In einer Studie aus dem Jahre 2006 mit einem anderen Cannabisextrakt wurde die Langzeitwirksamkeit bei der Spastik von über 500 Multiple-Sklerose-Patienten über zwölf Monate untersucht. Überraschenderweise hatte die Wirkung des Cannabisextraktes nach zwölf Monaten nicht nur nicht abgenommen, sondern war im Vergleich zur 15-wöchigen Akutstudie sogar stärker. Nach zwölf Monaten war die Spastik im Vergleich zum Zeitpunkt vor der Behandlung noch stärker reduziert als nach 15-wöchiger Therapie. Die Autoren dieser Studie vermuten, dass Cannabis bei einer Dauertherapie möglicherweise den Verlauf der multiplen Sklerose günstig beeinflussen kann, was das überraschende Ergebnis erklären könnte.

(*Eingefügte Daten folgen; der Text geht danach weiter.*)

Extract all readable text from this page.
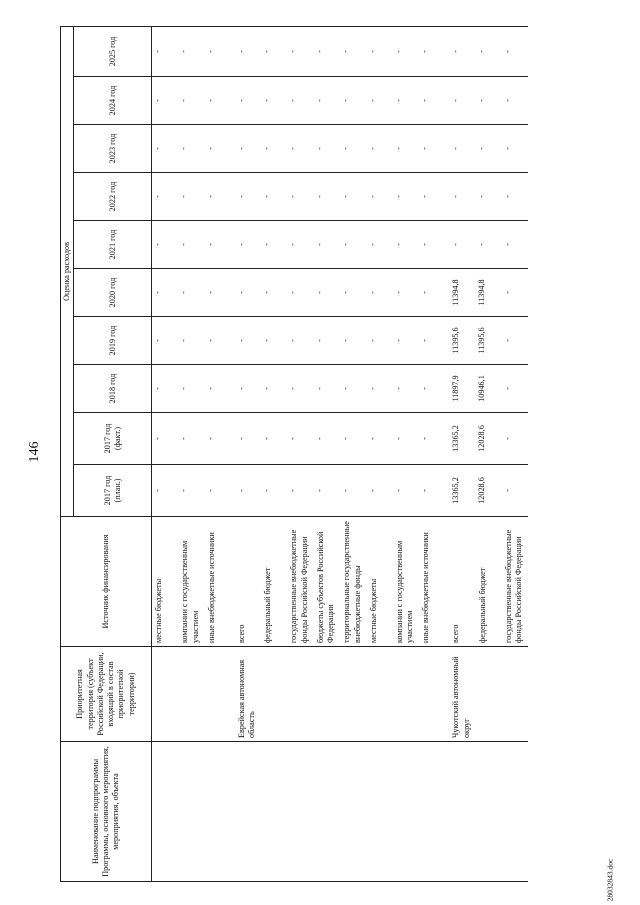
146
28032843.doc
Наименование подпрограммы Программы, основного мероприятия, мероприятия, объекта	Приоритетная территория (субъект Российской Федерации, входящий в состав приоритетной территории)	Источник финансирования	Оценка расходов									
			2017 год (план.)	2017 год (факт.)	2018 год	2019 год	2020 год	2021 год	2022 год	2023 год	2024 год	2025 год
		местные бюджеты	-	-	-	-	-	-	-	-	-	-
		компании с государственным участием	-	-	-	-	-	-	-	-	-	-
		иные внебюджетные источники	-	-	-	-	-	-	-	-	-	-
	Еврейская автономная область	всего	-	-	-	-	-	-	-	-	-	-
		федеральный бюджет	-	-	-	-	-	-	-	-	-	-
		государственные внебюджетные фонды Российской Федерации	-	-	-	-	-	-	-	-	-	-
		бюджеты субъектов Российской Федерации	-	-	-	-	-	-	-	-	-	-
		территориальные государственные внебюджетные фонды	-	-	-	-	-	-	-	-	-	-
		местные бюджеты	-	-	-	-	-	-	-	-	-	-
		компании с государственным участием	-	-	-	-	-	-	-	-	-	-
		иные внебюджетные источники	-	-	-	-	-	-	-	-	-	-
	Чукотский автономный округ	всего	13365,2	13365,2	11897,9	11395,6	11394,8	-	-	-	-	-
		федеральный бюджет	12028,6	12028,6	10946,1	11395,6	11394,8	-	-	-	-	-
		государственные внебюджетные фонды Российской Федерации	-	-	-	-	-	-	-	-	-	-
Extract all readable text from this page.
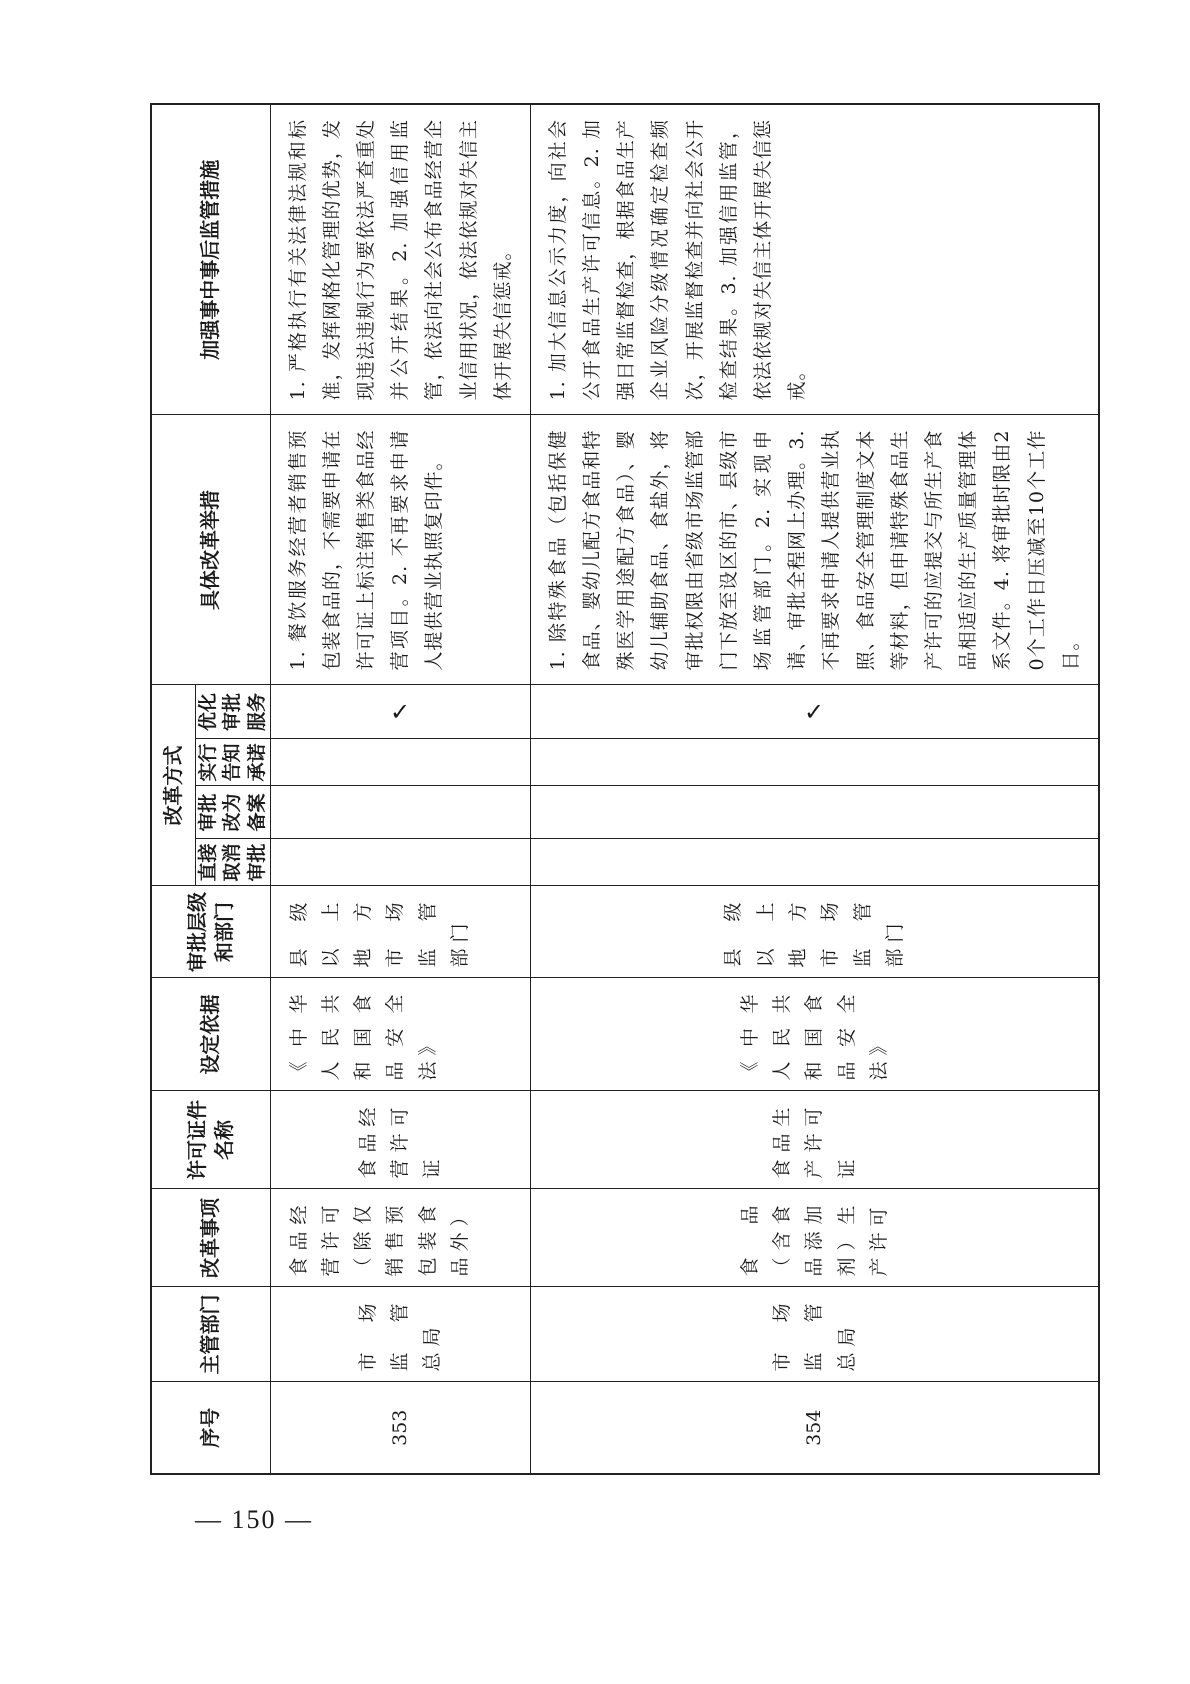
序号	主管部门	改革事项	许可证件名称	设定依据	审批层级和部门	改革方式				具体改革举措	加强事中事后监管措施
						直接取消审批	审批改为备案	实行告知承诺	优化审批服务		
353	市场监管总局	食品经营许可（除仅销售预包装食品外）	食品经营许可证	《中华人民共和国食品安全法》	县级以上地方市场监管部门				✓	1. 餐饮服务经营者销售预包装食品的，不需要申请在许可证上标注销售类食品经营项目。2. 不再要求申请人提供营业执照复印件。	1. 严格执行有关法律法规和标准，发挥网格化管理的优势，发现违法违规行为要依法严查重处并公开结果。2. 加强信用监管，依法向社会公布食品经营企业信用状况，依法依规对失信主体开展失信惩戒。

354	市场监管总局	食品（含食品添加剂）生产许可	食品生产许可证	《中华人民共和国食品安全法》	县级以上地方市场监管部门				✓	1. 除特殊食品（包括保健食品、婴幼儿配方食品和特殊医学用途配方食品）、婴幼儿辅助食品、食盐外，将审批权限由省级市场监管部门下放至设区的市、县级市场监管部门。2. 实现申请、审批全程网上办理。3. 不再要求申请人提供营业执照、食品安全管理制度文本等材料，但申请特殊食品生产许可的应提交与所生产食品相适应的生产质量管理体系文件。4. 将审批时限由20个工作日压减至10个工作日。	1. 加大信息公示力度，向社会公开食品生产许可信息。2. 加强日常监督检查，根据食品生产企业风险分级情况确定检查频次，开展监督检查并向社会公开检查结果。3. 加强信用监管，依法依规对失信主体开展失信惩戒。
— 150 —
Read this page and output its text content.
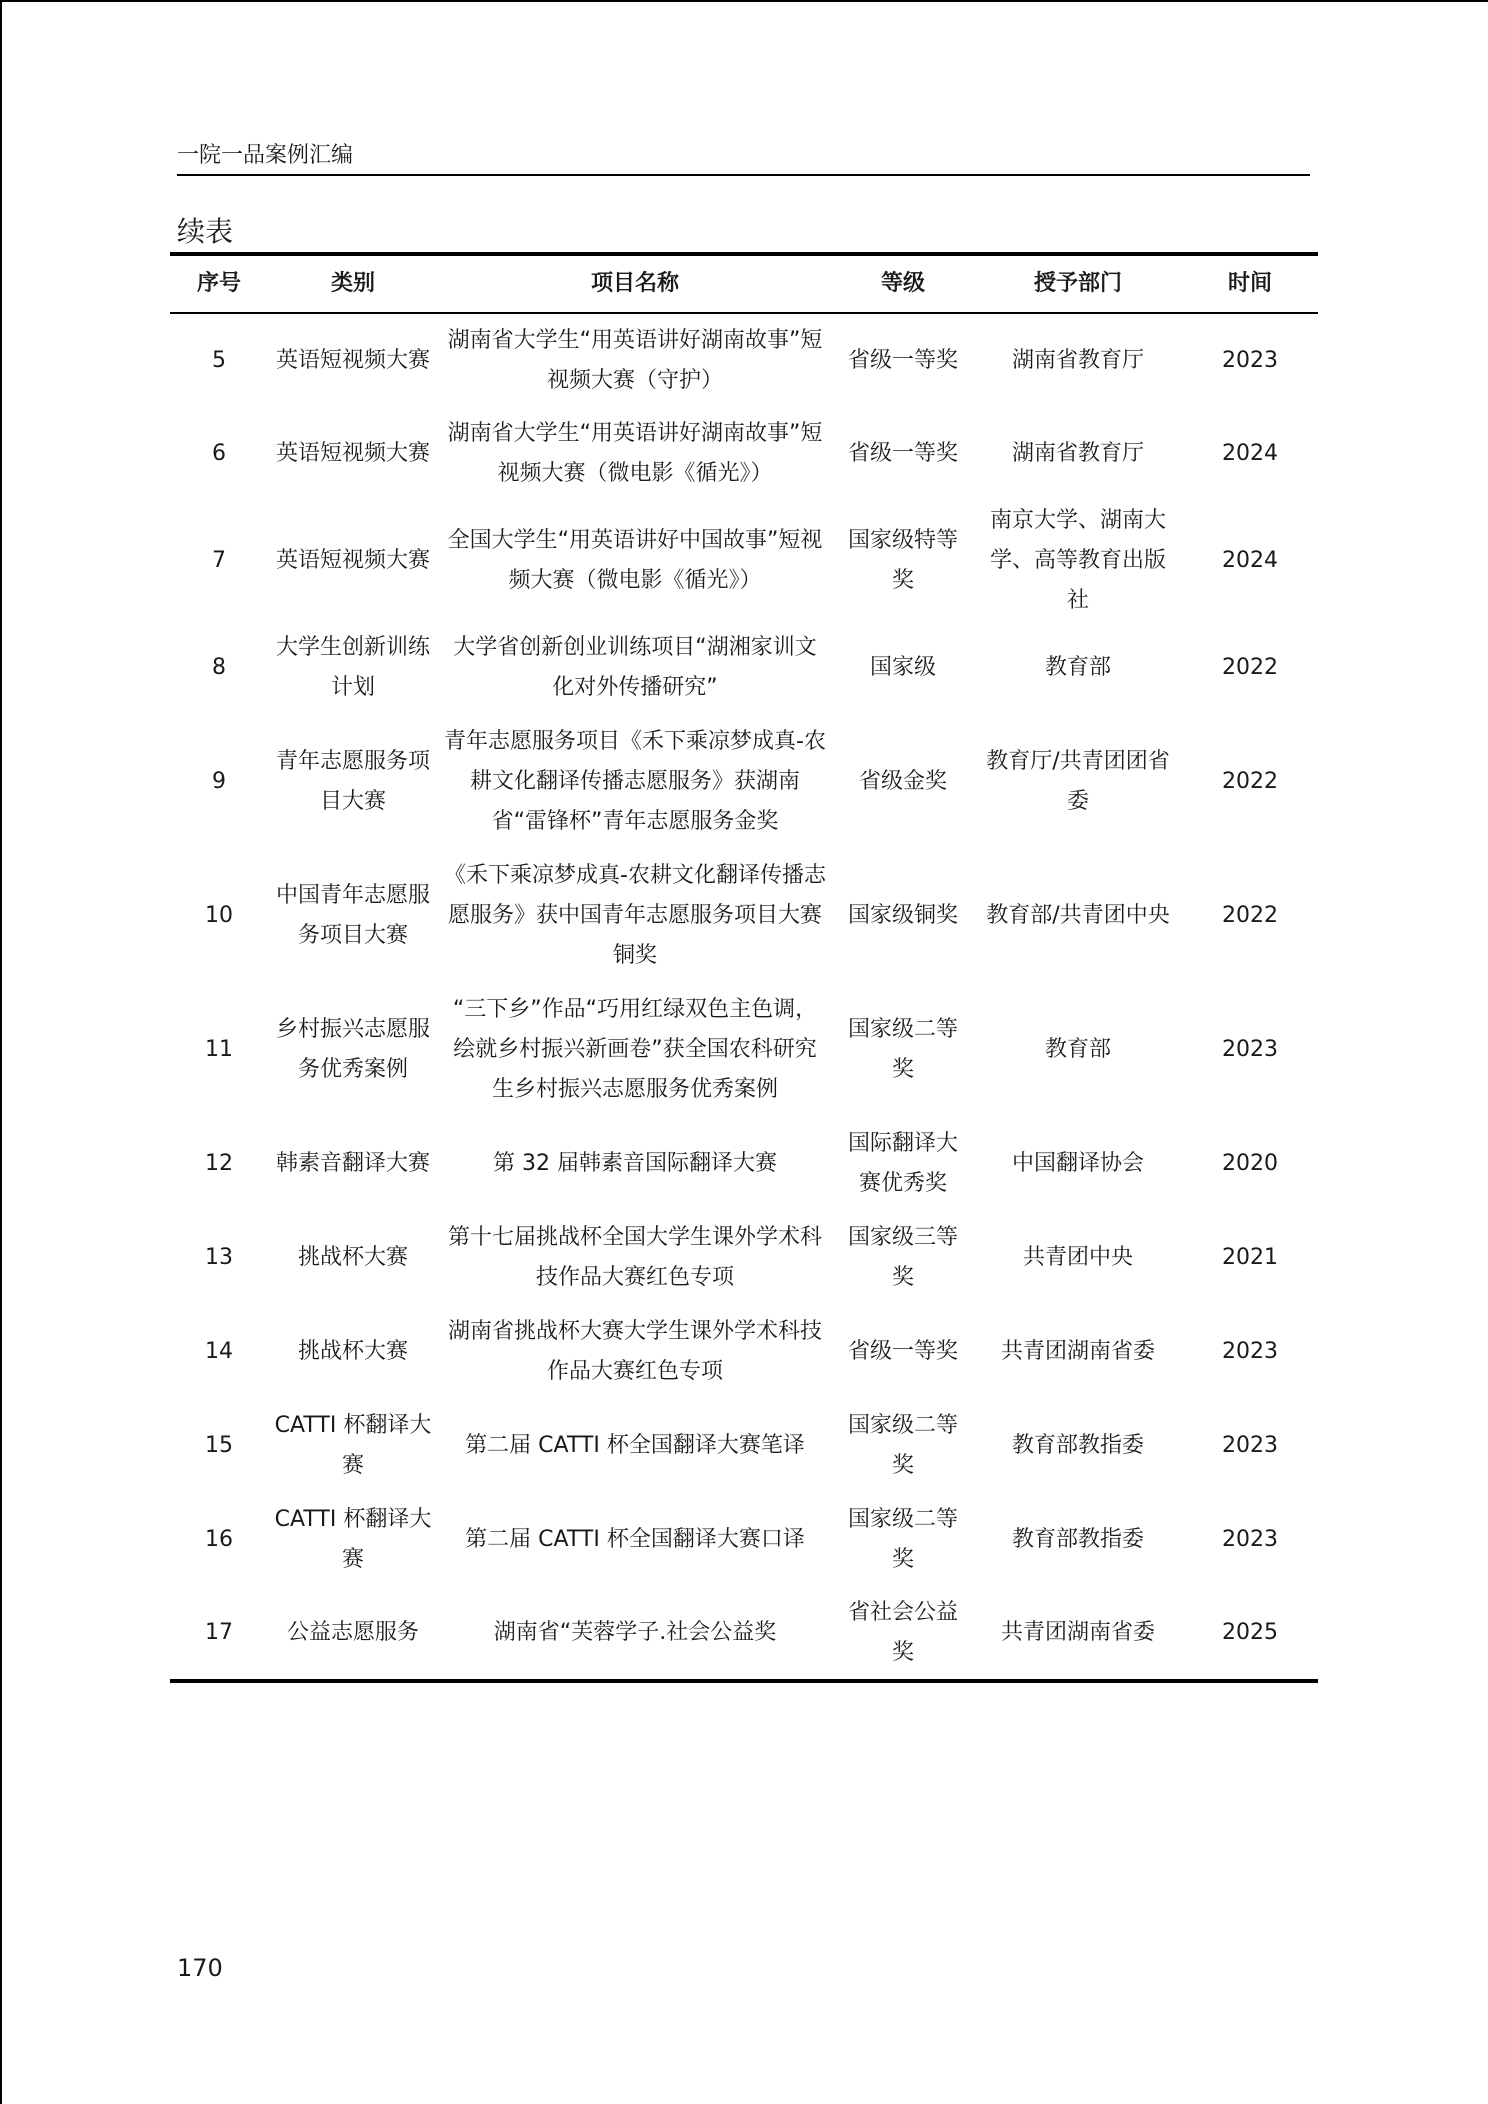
一院一品案例汇编
续表
序号	类别	项目名称	等级	授予部门	时间
5	英语短视频大赛	湖南省大学生“用英语讲好湖南故事”短视频大赛（守护）	省级一等奖	湖南省教育厅	2023
6	英语短视频大赛	湖南省大学生“用英语讲好湖南故事”短视频大赛（微电影《循光》）	省级一等奖	湖南省教育厅	2024
7	英语短视频大赛	全国大学生“用英语讲好中国故事”短视频大赛（微电影《循光》）	国家级特等奖	南京大学、湖南大学、高等教育出版社	2024
8	大学生创新训练计划	大学省创新创业训练项目“湖湘家训文化对外传播研究”	国家级	教育部	2022
9	青年志愿服务项目大赛	青年志愿服务项目《禾下乘凉梦成真-农耕文化翻译传播志愿服务》获湖南省“雷锋杯”青年志愿服务金奖	省级金奖	教育厅/共青团团省委	2022
10	中国青年志愿服务项目大赛	《禾下乘凉梦成真-农耕文化翻译传播志愿服务》获中国青年志愿服务项目大赛铜奖	国家级铜奖	教育部/共青团中央	2022
11	乡村振兴志愿服务优秀案例	“三下乡”作品“巧用红绿双色主色调，绘就乡村振兴新画卷”获全国农科研究生乡村振兴志愿服务优秀案例	国家级二等奖	教育部	2023
12	韩素音翻译大赛	第 32 届韩素音国际翻译大赛	国际翻译大赛优秀奖	中国翻译协会	2020
13	挑战杯大赛	第十七届挑战杯全国大学生课外学术科技作品大赛红色专项	国家级三等奖	共青团中央	2021
14	挑战杯大赛	湖南省挑战杯大赛大学生课外学术科技作品大赛红色专项	省级一等奖	共青团湖南省委	2023
15	CATTI 杯翻译大赛	第二届 CATTI 杯全国翻译大赛笔译	国家级二等奖	教育部教指委	2023
16	CATTI 杯翻译大赛	第二届 CATTI 杯全国翻译大赛口译	国家级二等奖	教育部教指委	2023
17	公益志愿服务	湖南省“芙蓉学子.社会公益奖	省社会公益奖	共青团湖南省委	2025
170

Eine Langzeitstudie aus den 90er Jahren mit HIV-positiven Patienten, die an Appetitlosigkeit und Gewichtsverlust litten, hatte ergeben, dass kleine THC-Dosen (2 mal 2,5 mg täglich) mindestens sechs Monate lang eine Steigerung des Appetits bewirkten. Bei der Behandlung verschiedener Symptome mit Cannabisprodukten nimmt deren Wirkung über eine lange Zeit also nur gering oder gar nicht ab, so dass eine Dosissteigerung im Allgemeinen nicht oder nur in geringem Umfang erforderlich ist.